This is why popular data serialization formats like JSON and Protocol Buffers are wasteful.

Guillaume Fortin-Debigaré
10 mai 2023
4 min de lecture

Storing data. Transmitting data. Processing data. These fundamental topics of computer science are often overlooked nowadays thanks to the historical exponential growth of processing power, storage availability and bandwidth capabilities, along with a myriad of existing solutions to tackle them. So much so, that we're assuming these technologies are properly adapted for today's needs.

Specifically, we're going to look at the cloud computing costs of data serialization, and question whether current data serialization technologies are adapted for them. (Spoiler: They're not.)

The money problem

Let's consider a scenario where we would like to offer a service that would send and receive data over the Internet. We would have to deal with the following expenses:

Implementation and maintenance costs
Processing power for data serialization and deserialization
Bandwidth and storage consumption

As such, we would like to minimize the total sum of these costs over the lifetime of the service. In addition, we would also like to minimize these same costs for our consumers to give ourselves a competitive advantage.

Picking optimal data serialization formats is therefore critical to achieving this objective, because it will have an impact on all of these costs.

For implementation and maintenance, we also have to consider that once a data serialization format becomes popular, there's going to be a bunch of people that will have already done the base work, and thus shall not be considered here.

Current technologies

Human-readable formats

CSV, XML, JSON, YAML... those are all great data serialization formats because anyone can read them and modify them using a simple text editor. In terms of compactness however, they are pretty terrible because they are very verbose by design.

Let's say, for example, that you would like to represent an object with 5 boolean properties. Simply writing the values would require multiple bytes simply for writing "True" or "False" and delimiters between them. Similarly, if the name of the properties must be included in the format, that's more bytes to be consumed for writing them.

As such, not only does it take a bunch of space, but it also requires parsing text to deserialize the data, which is not very efficient. Removing some of the optional padding may help, but doing so has its limits.

Data compression

One quick fix in terms of bandwidth and storage consumption is to apply data compression over text data. However, the results are relatively generic and generally not optimal. Also, while they may save in bandwidth and storage, they also require additional processing power, although the net result is usually worth it in terms of raw expenses.

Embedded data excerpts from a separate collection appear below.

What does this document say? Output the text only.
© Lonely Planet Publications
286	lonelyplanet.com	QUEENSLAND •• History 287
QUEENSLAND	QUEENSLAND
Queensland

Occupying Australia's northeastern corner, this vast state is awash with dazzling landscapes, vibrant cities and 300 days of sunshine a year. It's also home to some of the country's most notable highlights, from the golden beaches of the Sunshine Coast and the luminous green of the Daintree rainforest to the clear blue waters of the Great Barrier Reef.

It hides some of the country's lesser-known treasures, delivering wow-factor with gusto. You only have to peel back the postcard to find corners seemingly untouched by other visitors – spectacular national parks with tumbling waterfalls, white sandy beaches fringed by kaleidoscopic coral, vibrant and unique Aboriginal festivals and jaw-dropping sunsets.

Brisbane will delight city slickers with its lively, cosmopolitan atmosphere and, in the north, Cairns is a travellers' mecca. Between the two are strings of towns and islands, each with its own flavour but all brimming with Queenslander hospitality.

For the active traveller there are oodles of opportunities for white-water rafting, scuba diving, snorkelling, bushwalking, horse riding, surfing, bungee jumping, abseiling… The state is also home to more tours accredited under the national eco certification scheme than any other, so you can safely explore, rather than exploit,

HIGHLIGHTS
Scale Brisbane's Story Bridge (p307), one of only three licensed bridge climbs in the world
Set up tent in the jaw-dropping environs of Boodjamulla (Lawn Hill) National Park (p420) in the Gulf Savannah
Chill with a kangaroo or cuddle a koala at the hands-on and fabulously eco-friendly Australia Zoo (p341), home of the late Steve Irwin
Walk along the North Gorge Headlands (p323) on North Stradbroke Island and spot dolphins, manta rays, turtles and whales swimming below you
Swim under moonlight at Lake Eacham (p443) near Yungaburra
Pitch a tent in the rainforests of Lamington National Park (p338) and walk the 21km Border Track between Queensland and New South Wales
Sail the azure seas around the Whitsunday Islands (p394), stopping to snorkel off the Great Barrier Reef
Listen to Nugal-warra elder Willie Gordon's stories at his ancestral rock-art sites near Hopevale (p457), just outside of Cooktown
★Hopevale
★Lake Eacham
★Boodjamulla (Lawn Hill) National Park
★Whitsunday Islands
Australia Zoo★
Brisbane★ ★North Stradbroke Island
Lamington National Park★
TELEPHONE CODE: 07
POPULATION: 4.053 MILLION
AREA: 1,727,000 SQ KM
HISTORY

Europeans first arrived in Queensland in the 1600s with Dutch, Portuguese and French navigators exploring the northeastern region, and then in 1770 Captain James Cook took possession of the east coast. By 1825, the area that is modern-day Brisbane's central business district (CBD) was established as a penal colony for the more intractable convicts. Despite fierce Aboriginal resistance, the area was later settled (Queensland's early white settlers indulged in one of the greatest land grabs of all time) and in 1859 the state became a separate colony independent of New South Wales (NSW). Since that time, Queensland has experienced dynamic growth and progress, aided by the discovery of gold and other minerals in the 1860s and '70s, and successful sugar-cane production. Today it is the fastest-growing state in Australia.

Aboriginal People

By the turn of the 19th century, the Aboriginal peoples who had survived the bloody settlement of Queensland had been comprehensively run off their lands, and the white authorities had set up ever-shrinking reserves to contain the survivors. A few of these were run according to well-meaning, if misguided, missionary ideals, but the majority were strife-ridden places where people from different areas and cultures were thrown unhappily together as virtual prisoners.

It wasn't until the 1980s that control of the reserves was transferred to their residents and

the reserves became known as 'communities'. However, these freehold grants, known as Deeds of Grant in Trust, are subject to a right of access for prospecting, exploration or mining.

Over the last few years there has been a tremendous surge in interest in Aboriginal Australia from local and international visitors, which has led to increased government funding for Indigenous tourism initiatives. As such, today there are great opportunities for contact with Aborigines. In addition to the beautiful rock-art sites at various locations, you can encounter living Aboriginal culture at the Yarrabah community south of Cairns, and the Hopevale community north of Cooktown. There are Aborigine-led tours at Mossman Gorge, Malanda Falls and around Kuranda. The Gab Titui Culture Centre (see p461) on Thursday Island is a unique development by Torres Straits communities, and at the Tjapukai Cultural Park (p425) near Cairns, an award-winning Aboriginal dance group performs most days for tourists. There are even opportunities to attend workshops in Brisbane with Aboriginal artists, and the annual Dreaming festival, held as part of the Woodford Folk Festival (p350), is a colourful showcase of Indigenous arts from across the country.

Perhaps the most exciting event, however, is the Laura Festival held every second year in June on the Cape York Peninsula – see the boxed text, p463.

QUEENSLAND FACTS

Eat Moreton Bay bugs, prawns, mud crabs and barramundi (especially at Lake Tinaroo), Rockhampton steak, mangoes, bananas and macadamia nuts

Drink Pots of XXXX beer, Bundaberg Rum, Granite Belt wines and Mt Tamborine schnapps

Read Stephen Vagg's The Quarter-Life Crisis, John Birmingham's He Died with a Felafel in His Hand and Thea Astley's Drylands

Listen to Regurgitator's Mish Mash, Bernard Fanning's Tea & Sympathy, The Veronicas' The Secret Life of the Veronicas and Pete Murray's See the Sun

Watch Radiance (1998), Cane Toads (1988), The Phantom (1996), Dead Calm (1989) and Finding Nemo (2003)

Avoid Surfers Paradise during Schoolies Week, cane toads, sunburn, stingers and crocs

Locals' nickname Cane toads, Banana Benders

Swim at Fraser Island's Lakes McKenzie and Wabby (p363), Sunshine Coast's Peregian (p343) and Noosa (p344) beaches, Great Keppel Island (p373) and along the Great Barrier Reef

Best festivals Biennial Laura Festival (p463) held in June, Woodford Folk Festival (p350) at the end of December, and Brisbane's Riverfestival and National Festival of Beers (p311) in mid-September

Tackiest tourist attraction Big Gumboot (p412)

As for the existing data compression algorithm themselves, some common issues include:

Byte as the smallest component
Upper size limit
Equivalent values written differently
Limited predefined dictionary

Protocol Buffers

As a need for pure binary data serialization arose from the above issues, Protocol Buffers rose to fill the need. While not the only binary serialization solution, it became popular thanks to its open-source nature, its versatile data encoding, the powerful object definition, and the possibility of extending it using gRPC to define full web services. However, the encoding of Protocol Buffers is a bit strange, which may lead to some unexpected issues. For example:

Definition of data requires transforming it into an API using an external tool, then embed that API in the main code, which may be problematic for compatibility and maintenance. This is especially a problem when having to deal with consumers stuck with legacy systems.
Data types do not match between definition (scalar value types) and serialization (wire types), probably to simplify the conversion to common variable types in popular programming languages.
Integers may be serialized longer than necessary, due to a base 128 encoding whose digits are bytes. This issue also affects the encoding of the data type and field ID.
Strings are encoded as UTF-8, even when a better encoding may exist. This is especially true if strings do not require the full range of Unicode characters, or even ASCII characters.
Repeated values or simple patterns are not compressed. While this may be partially mitigated by implementing data compression over the serialized data, this will likely not be done optimally.

As such, it's not a surprise that Protocol Buffers became popular, as each potential issue also have related advantages. Still, there is room for potential improvements.

The future has arrived

Based on the above, here are ideas that I could identify as potential optimizations for the original objective of minimizing costs:

Concatenate data at the bit level instead of the byte level
Use a data compression algorithm that is specifically designed for the serialized data format
Define a data serialization negotiation algorithm for simpler implementation and maintenance
Allow dynamic data serialization within the same stream
Use artificial intelligence to improve optimization of data compression

This is far from an exhaustive list, but we at TS-Alpha considered such ideas for new designs and prototypes. While artificial intelligence is not something we are currently considering until we can find a way to reduce its resource requirements to an acceptable level, we were able to build promising prototypes from the other ideas I listed, which gave birth to Pipeline-D, our flagship cloud savings solution.

If you are producing or consuming serialized data for your APIs, we hope that you will consider Pipeline-D as a cost-effective way to manage your cloud data.

Disclaimer: This blog post is a revised version of a previously-unpublished independent article I wrote back in 2020-10-12, which has been adapted to include the latest developments at TS-Alpha since I became affiliated with them.